The way in which Ken works is vastly different from the standardised Hollywood notion. There are no shouts of “action” or “cut” on set, instead Ken lets the action unfold naturally and keeps the camera and other technical equipment like the boom out of the actors’ way to capture the real unrehearsed emotions. “I suppose I started out in theatre, they used very traditional methods where actors had to learn their lines. They would repeat and repeat their lines, but by doing this they lost the impetus behind the speech. They did this in TV too, the actor’s response would become very plain and it didn’t work very well when filming. I think of ways when filming things that are more spontaneous, such as filming in sequence, working around the script and improvising scenes. Acting is stilted on TV and directors insist that every word, every comma in the script should be adhered to. What is really important is the impetus behind speech, the ideas and what’s prompting people to speak.”

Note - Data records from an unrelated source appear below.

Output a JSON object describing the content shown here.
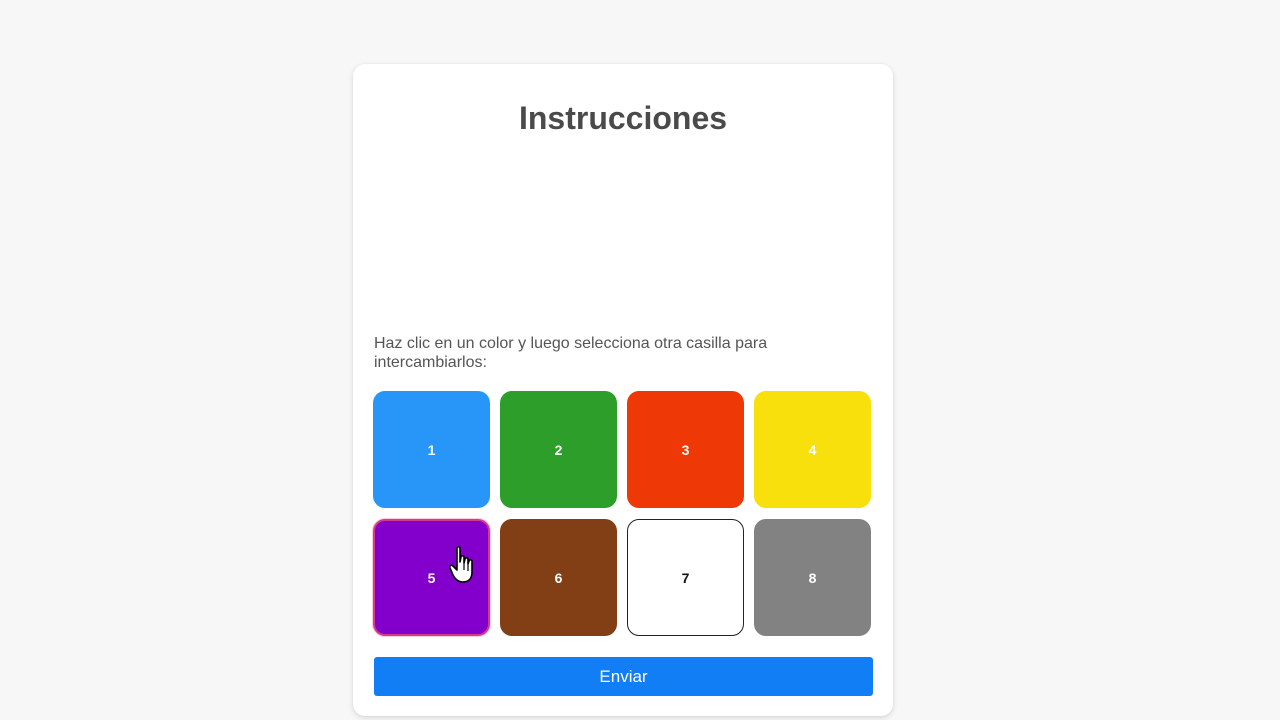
{
  "page": {
    "title": "Instrucciones",
    "instructions": "Haz clic en un color y luego selecciona otra casilla para intercambiarlos:",
    "submit_label": "Enviar"
  },
  "tiles": [
    {
      "label": "1",
      "color": "#2896f8",
      "selected": false
    },
    {
      "label": "2",
      "color": "#2c9e29",
      "selected": false
    },
    {
      "label": "3",
      "color": "#ee3805",
      "selected": false
    },
    {
      "label": "4",
      "color": "#f7e00c",
      "selected": false
    },
    {
      "label": "5",
      "color": "#8300cc",
      "selected": true
    },
    {
      "label": "6",
      "color": "#823f16",
      "selected": false
    },
    {
      "label": "7",
      "color": "#ffffff",
      "selected": false
    },
    {
      "label": "8",
      "color": "#828282",
      "selected": false
    }
  ],
  "colors": {
    "background": "#f7f7f7",
    "card": "#ffffff",
    "button": "#127ef5",
    "selected_border": "#d63a8a"
  },
  "cursor": {
    "icon": "hand-pointer-icon"
  }
}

Ken also casts professional and non-professional actors, he explains: “You cast the most believable person and who you think the audience will want to watch and will engage with. Whether they’ve acted before is secondary and it doesn’t matter about the person’s background. The actors help to ease people who haven’t acted or filmed before through it. With non-actors you rely on their instinct. You put them in situations and often its things like the texture of their skin or the way they use language, things that they are not self conscious about which maintain it. These are very productive, all these things they don’t know they have. In that sense you get a balance using actors and non-professional actors.” The use of non-professional actors adds to the naturalism of Ken’s films. In Kes (1969) written by Barry Hines, Ken cast local boy David Bradley as the central character Billy Casper. By casting David, Ken could realistically reflect the dialogue of Barry Hines. Ken explains: “The golden rule is to follow the writer. It’s really a question of working in the idiom of the writer, using the dialogue of the writer as the language of the actors. The script is written by the writer so the way the actors speak will reflect this.”

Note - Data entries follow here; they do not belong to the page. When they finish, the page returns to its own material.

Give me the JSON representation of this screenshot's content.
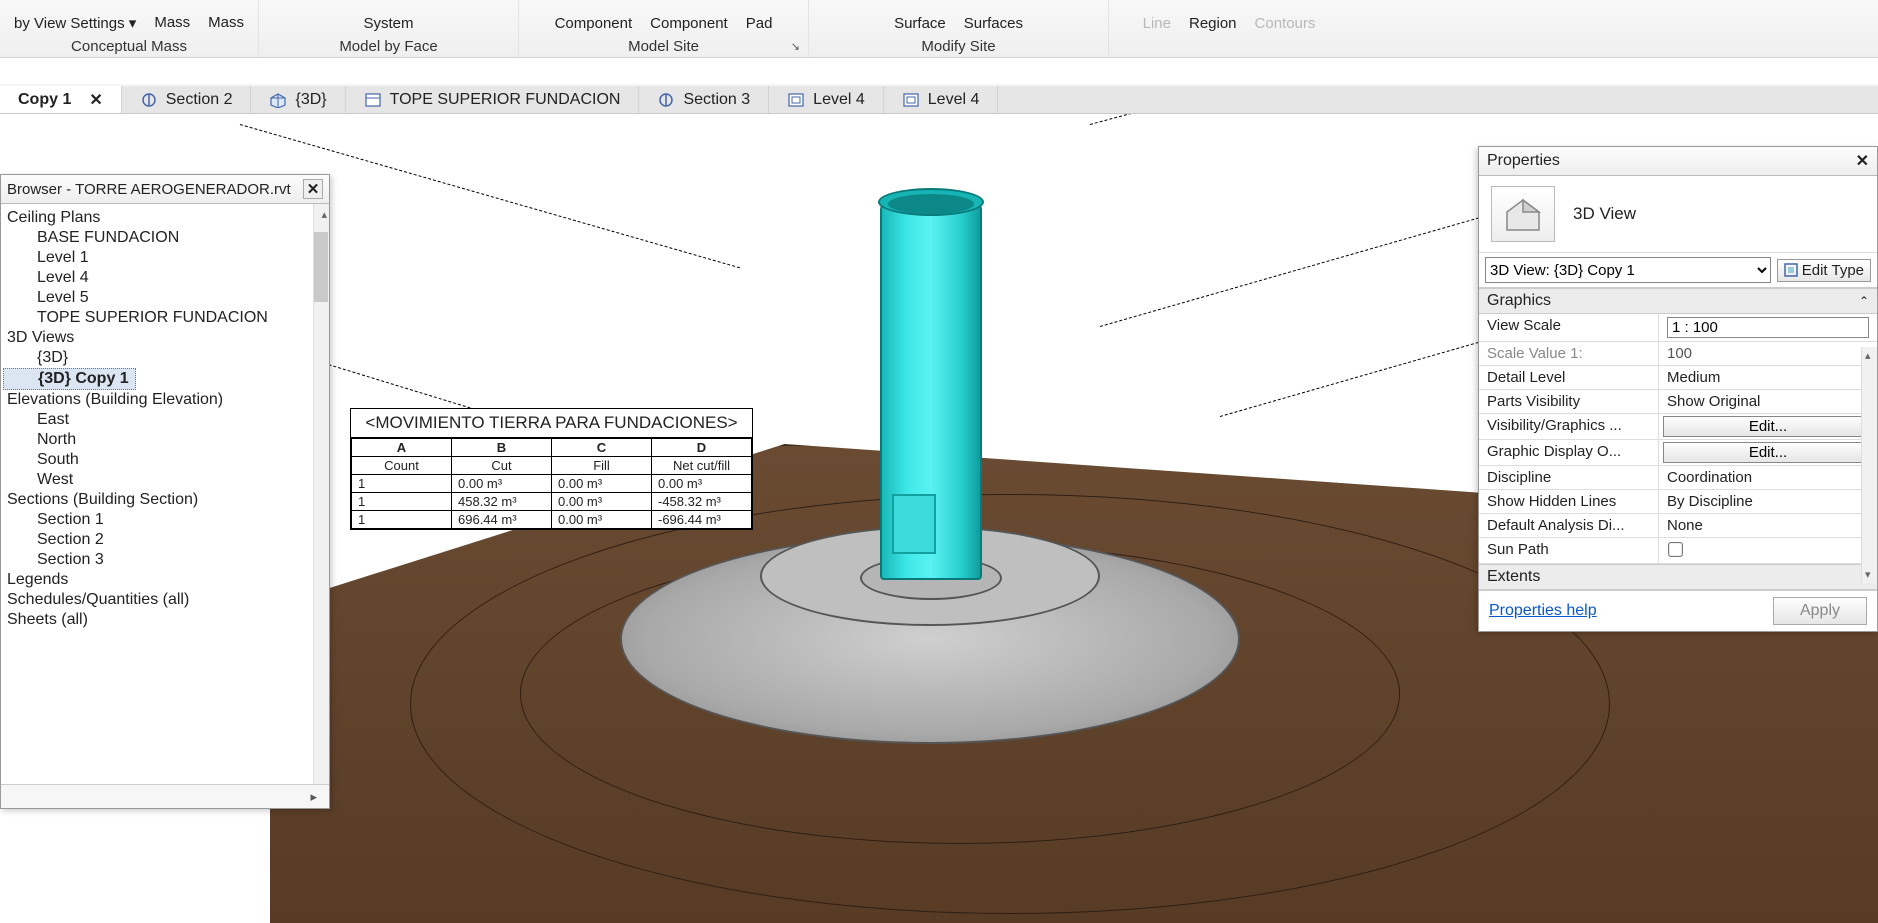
{
  "ribbon": {
    "groups": [
      {
        "labels": [
          "by View Settings ▾",
          "Mass",
          "Mass"
        ],
        "name": "Conceptual Mass"
      },
      {
        "labels": [
          "System"
        ],
        "name": "Model by Face"
      },
      {
        "labels": [
          "Component",
          "Component",
          "Pad"
        ],
        "name": "Model Site",
        "expander": "↘"
      },
      {
        "labels": [
          "Surface",
          "Surfaces"
        ],
        "name": "Modify Site"
      },
      {
        "labels": [
          "Line",
          "Region",
          "Contours"
        ],
        "name": "",
        "disabled": true
      }
    ]
  },
  "tabs": [
    {
      "label": "Copy 1",
      "active": true,
      "closable": true
    },
    {
      "label": "Section 2",
      "icon": "section-icon"
    },
    {
      "label": "{3D}",
      "icon": "cube-icon"
    },
    {
      "label": "TOPE SUPERIOR FUNDACION",
      "icon": "sheet-icon"
    },
    {
      "label": "Section 3",
      "icon": "section-icon"
    },
    {
      "label": "Level 4",
      "icon": "plan-icon"
    },
    {
      "label": "Level 4",
      "icon": "plan-icon"
    }
  ],
  "browser": {
    "title": "Browser - TORRE AEROGENERADOR.rvt",
    "tree": [
      {
        "l": 1,
        "t": "Ceiling Plans",
        "collapsible": true
      },
      {
        "l": 2,
        "t": "BASE FUNDACION"
      },
      {
        "l": 2,
        "t": "Level 1"
      },
      {
        "l": 2,
        "t": "Level 4"
      },
      {
        "l": 2,
        "t": "Level 5"
      },
      {
        "l": 2,
        "t": "TOPE SUPERIOR FUNDACION"
      },
      {
        "l": 1,
        "t": "3D Views",
        "collapsible": true
      },
      {
        "l": 2,
        "t": "{3D}"
      },
      {
        "l": 2,
        "t": "{3D} Copy 1",
        "bold": true,
        "selected": true
      },
      {
        "l": 1,
        "t": "Elevations (Building Elevation)",
        "collapsible": true
      },
      {
        "l": 2,
        "t": "East"
      },
      {
        "l": 2,
        "t": "North"
      },
      {
        "l": 2,
        "t": "South"
      },
      {
        "l": 2,
        "t": "West"
      },
      {
        "l": 1,
        "t": "Sections (Building Section)",
        "collapsible": true
      },
      {
        "l": 2,
        "t": "Section 1"
      },
      {
        "l": 2,
        "t": "Section 2"
      },
      {
        "l": 2,
        "t": "Section 3"
      },
      {
        "l": 1,
        "t": "Legends"
      },
      {
        "l": 1,
        "t": "Schedules/Quantities (all)"
      },
      {
        "l": 1,
        "t": "Sheets (all)"
      }
    ]
  },
  "schedule": {
    "title": "<MOVIMIENTO TIERRA PARA FUNDACIONES>",
    "letters": [
      "A",
      "B",
      "C",
      "D"
    ],
    "headers": [
      "Count",
      "Cut",
      "Fill",
      "Net cut/fill"
    ],
    "rows": [
      [
        "1",
        "0.00 m³",
        "0.00 m³",
        "0.00 m³"
      ],
      [
        "1",
        "458.32 m³",
        "0.00 m³",
        "-458.32 m³"
      ],
      [
        "1",
        "696.44 m³",
        "0.00 m³",
        "-696.44 m³"
      ]
    ]
  },
  "properties": {
    "title": "Properties",
    "typeName": "3D View",
    "instanceSelector": "3D View: {3D} Copy 1",
    "editType": "Edit Type",
    "groups": [
      {
        "name": "Graphics",
        "rows": [
          {
            "k": "View Scale",
            "v": "1 : 100",
            "kind": "text"
          },
          {
            "k": "Scale Value    1:",
            "v": "100",
            "kind": "readonly"
          },
          {
            "k": "Detail Level",
            "v": "Medium",
            "kind": "plain"
          },
          {
            "k": "Parts Visibility",
            "v": "Show Original",
            "kind": "plain"
          },
          {
            "k": "Visibility/Graphics ...",
            "v": "Edit...",
            "kind": "button"
          },
          {
            "k": "Graphic Display O...",
            "v": "Edit...",
            "kind": "button"
          },
          {
            "k": "Discipline",
            "v": "Coordination",
            "kind": "plain"
          },
          {
            "k": "Show Hidden Lines",
            "v": "By Discipline",
            "kind": "plain"
          },
          {
            "k": "Default Analysis Di...",
            "v": "None",
            "kind": "plain"
          },
          {
            "k": "Sun Path",
            "v": "",
            "kind": "check"
          }
        ]
      },
      {
        "name": "Extents",
        "rows": []
      }
    ],
    "helpLink": "Properties help",
    "apply": "Apply"
  }
}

Although Ken’s films are influenced by his socialist politics, they do not define them. It would be easy to categorise Ken as a social realist filmmaker, but every film explores a deeply personal and compelling story, which invariably have been linked to issues such as homelessness, alcoholism, drug abuse and privatisation of national services. “You can’t deal by issue. There has to be something more concrete; an image, a character or something specific that can be focused upon, otherwise it is too generalised.” Ken’s ability to show the intricacies and growth of human relationships in such a delicate and naturalistic fashion is demonstrated in Riff Raff (1990). Larry, played by Ricky Tomlinson, is constantly talking about the effects of Tory policies including the privatisation of gas and electricity and the non-unionisation of the building trade, which leaves the workers fighting amongst themselves, his friends are constantly telling him to shut up. These diatribes expose the realities of the building trade, but also strike an emotional chord with the viewer. Ken explains this subtle balance: “You have to be true to the characters, there is always the danger that characters can become the mouthpiece for the writer or director, but you’ve got to begin and end with the characters. I need to care about the issue, but it has got to be at the heart of the conflict in the drama, not just in one speech or scene.” Ken’s films always have a strong focus on story, which reflects this notion. He says: “The idea is that here’s a story that demands to be told and there is no alternative to telling it, that’s the main thing.”

Ken’s forthcoming film, It’s A Free World, focuses on the exploitation of immigrant labour in Britain today. According to Ken the film explores, “Two women who see the potential for being financially successful working with immigrant labour. They are going down the road of ripping people off, and the film explores what it does to them and the people around them. The film is more focused on one or two people, it’s a chamber piece, not the full orchestra.”

Ken Loach’s importance to British, and indeed worldwide cinema cannot be underestimated.